ESCAPE-ISM, GUERILLA TOSS, 20.05.2019, Komma, Esslingen
Montagabend, Verkehrschaos in Stuttgart, strömender Dauerregen und die Ansage, dass der Main Act nur ein reduziertes Set spielen wird: Eigentlich Gründe genug, sich der Schwerkraft hinzugeben und es sich mit der neuen Fleabag-Staffel auf dem Sofa gemütlich zu machen. Aber wer soll sich denn sonst bei solch unwirtlichen Bedingungen auf Konzerte schleppen, wenn nicht wir Gig-Blogger? Erstaunlicherweise finden sich noch etwa 50 weitere Unerschrockene im Komma ein, um sich das reichlich ungewöhnliche Doppelkonzert von Guerilla Toss und Ian Svevonius‘ Escape-ism anzuschauen. Leider haben erstere aber bereits bei der Abreise in New York ihren Drummer an der Grenzkontrolle verloren und so müssen sich Guerilla Toss auf ein spontan improvisiertes, drummer-loses „Drone-Set“ reduzieren.
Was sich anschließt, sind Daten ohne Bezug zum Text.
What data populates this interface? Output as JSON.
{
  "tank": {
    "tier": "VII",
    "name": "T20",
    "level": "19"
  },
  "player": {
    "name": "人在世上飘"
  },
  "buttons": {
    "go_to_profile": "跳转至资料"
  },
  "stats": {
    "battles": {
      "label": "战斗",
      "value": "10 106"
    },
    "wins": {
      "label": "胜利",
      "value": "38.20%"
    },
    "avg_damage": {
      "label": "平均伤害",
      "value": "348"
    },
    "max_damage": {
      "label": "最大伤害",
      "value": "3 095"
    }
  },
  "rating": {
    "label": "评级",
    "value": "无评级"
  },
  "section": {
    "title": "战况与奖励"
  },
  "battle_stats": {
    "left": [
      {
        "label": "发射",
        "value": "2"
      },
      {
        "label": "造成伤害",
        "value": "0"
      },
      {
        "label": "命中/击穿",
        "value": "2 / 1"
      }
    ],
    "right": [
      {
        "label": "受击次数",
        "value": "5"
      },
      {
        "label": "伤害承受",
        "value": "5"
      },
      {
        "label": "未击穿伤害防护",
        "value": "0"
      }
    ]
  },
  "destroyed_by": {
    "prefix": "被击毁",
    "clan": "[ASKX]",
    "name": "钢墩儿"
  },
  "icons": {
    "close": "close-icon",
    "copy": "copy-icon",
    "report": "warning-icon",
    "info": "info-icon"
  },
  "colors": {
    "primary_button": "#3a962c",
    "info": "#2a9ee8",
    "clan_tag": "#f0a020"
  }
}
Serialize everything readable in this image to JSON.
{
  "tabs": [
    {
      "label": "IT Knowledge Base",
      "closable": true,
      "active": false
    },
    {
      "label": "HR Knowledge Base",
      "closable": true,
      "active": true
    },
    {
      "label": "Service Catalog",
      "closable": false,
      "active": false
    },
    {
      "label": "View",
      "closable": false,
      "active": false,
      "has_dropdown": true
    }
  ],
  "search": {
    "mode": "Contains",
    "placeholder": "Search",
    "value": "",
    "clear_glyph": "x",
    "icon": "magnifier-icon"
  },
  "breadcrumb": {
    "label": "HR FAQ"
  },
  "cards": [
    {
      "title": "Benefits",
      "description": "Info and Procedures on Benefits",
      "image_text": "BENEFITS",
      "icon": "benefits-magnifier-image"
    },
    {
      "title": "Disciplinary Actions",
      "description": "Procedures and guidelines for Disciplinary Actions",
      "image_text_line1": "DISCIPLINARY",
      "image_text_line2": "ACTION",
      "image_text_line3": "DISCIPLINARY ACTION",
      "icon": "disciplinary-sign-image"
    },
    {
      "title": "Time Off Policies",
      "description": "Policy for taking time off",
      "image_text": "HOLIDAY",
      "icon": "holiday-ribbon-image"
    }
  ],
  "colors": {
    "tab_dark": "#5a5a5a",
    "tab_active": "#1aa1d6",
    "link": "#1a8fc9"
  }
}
Und das machen die verbliebenen fünf auch recht überzeugend. Unterstützt durch schicke Visuals, schichten sie Bass-, Gitarren-, Geigen- und Synthesizer-Sound übereinander, verschieben und variieren und kreieren dabei ein fast halbstündiges Werk von hypnotischer Qualität. Alles fein, aber halt leider nicht der erwartete explosive Mix aus Disco, Funk, Jazz, No Wave, Noise,…
Ian Svevonius haben wir beim Winterfest 2018 im Komma mit seiner Band Chain and The Gang gesehen. Zum Abschluss des Festivals vor einem Saal voller euphorisierter Fans. Ein großartiger Gig eines charismatischen Künstlers. Ob dies mit dem wesentlich spröderen Programm seines nun zum Main Act beförderten Minimal-Projekts Escape-ism vor einem eher montäglich-zurückhaltendem Publikum auch gelingen wird? Der Bühnenaufbau ist sehr reduziert: Am Keyboard und Kassetten-Rekorder begleitet von seiner Partnerin Alexandra Cabral, benötigt Svevonius lediglich eine Gitarre (eher zur Dekoration als zum Musizieren), ein Effektgerät und zwei Mikros für seine Show.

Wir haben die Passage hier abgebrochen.